Some of the problem might be Marsh doesn’t make Yorkshire seem like a real place. It feels like there’s a bar, a police station and a handful of other nondescript locations. The script’s not inventive enough to make something of those elements (and Marsh opening with historical news clips doesn’t get him a pass either).

Until the third act, 1980‘s ok, because it’s nothing but Considine’s story.

Once it gets, forcibly, incorporated into the Red Riding whole, it plummets.

Red Riding: In the Year of Our Lord 1974 (2009, Julian Jarrod)

I’m not entirely sure what I was expecting from 1974 but I didn’t get it. I think I thought it was a serial killer investigation, based on a real case. Instead, it’s this melodramatic crusading reporter thing, with the serial killings taking a back seat to that emphasis. Except then the crusading reporter thing takes a back seat to the romance between the reporter and one of the serial killer’s victim’s mother’s. Is that enough possessive apostrophes? I’m not sure about the last one.

It’s a good looking film–Jarrod’s directorial style appears to be directly informed by The Ice Storm, which is a fine thing to ape, and Rob Hardy’s cinematography is phenomenal. Adrian Johnston’s score really makes a lot of scenes work. Until the third act, when the film drowns in its own self-importance. Even Johnston’s score is weak at that point and Jarrod ends the film on one of the silliest final shots ever. Laughable, really.

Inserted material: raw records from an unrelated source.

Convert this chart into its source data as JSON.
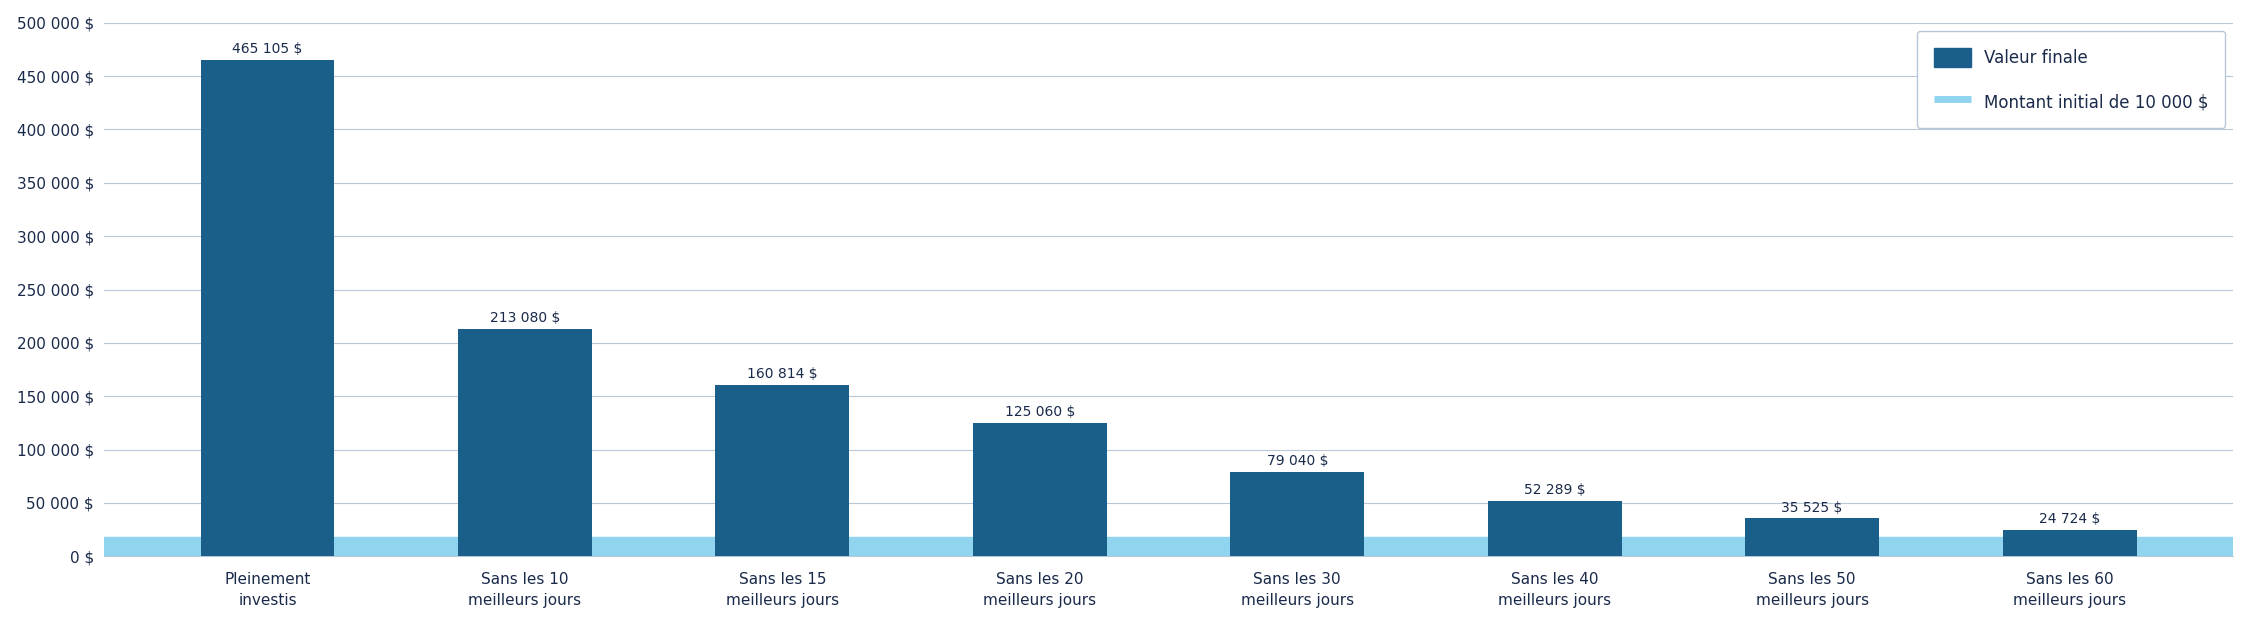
{
  "categories": [
    "Pleinement\ninvestis",
    "Sans les 10\nmeilleurs jours",
    "Sans les 15\nmeilleurs jours",
    "Sans les 20\nmeilleurs jours",
    "Sans les 30\nmeilleurs jours",
    "Sans les 40\nmeilleurs jours",
    "Sans les 50\nmeilleurs jours",
    "Sans les 60\nmeilleurs jours"
  ],
  "values": [
    465105,
    213080,
    160814,
    125060,
    79040,
    52289,
    35525,
    24724
  ],
  "labels": [
    "465 105 $",
    "213 080 $",
    "160 814 $",
    "125 060 $",
    "79 040 $",
    "52 289 $",
    "35 525 $",
    "24 724 $"
  ],
  "bar_color": "#1a5f8a",
  "initial_line_value": 10000,
  "initial_line_color": "#90d4f0",
  "background_color": "#ffffff",
  "plot_bg_color": "#ffffff",
  "grid_color": "#b8c8d8",
  "text_color": "#1a2a4a",
  "ylim": [
    0,
    500000
  ],
  "yticks": [
    0,
    50000,
    100000,
    150000,
    200000,
    250000,
    300000,
    350000,
    400000,
    450000,
    500000
  ],
  "ytick_labels": [
    "0 $",
    "50 000 $",
    "100 000 $",
    "150 000 $",
    "200 000 $",
    "250 000 $",
    "300 000 $",
    "350 000 $",
    "400 000 $",
    "450 000 $",
    "500 000 $"
  ],
  "legend_bar_label": "Valeur finale",
  "legend_line_label": "Montant initial de 10 000 $",
  "label_fontsize": 10,
  "tick_fontsize": 11,
  "bar_width": 0.52
}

Lead Andrew Garfield’s better than I would have expected, seeing as how his performance in Lions for Lambs is one of the worst performances in cinema. It doesn’t hurt the supporting cast could carry him, but they don’t really need to. I never would have guessed he wasn’t British.

Rebecca Hall’s grieving, broken mother is a singular performance. Eddie Marsan gives a great performance (no surprise) as a slightly comedic heavy.

And Sean Bean looks right for the era.

It’s a silly melodrama, but convincingly pretends it isn’t for a while.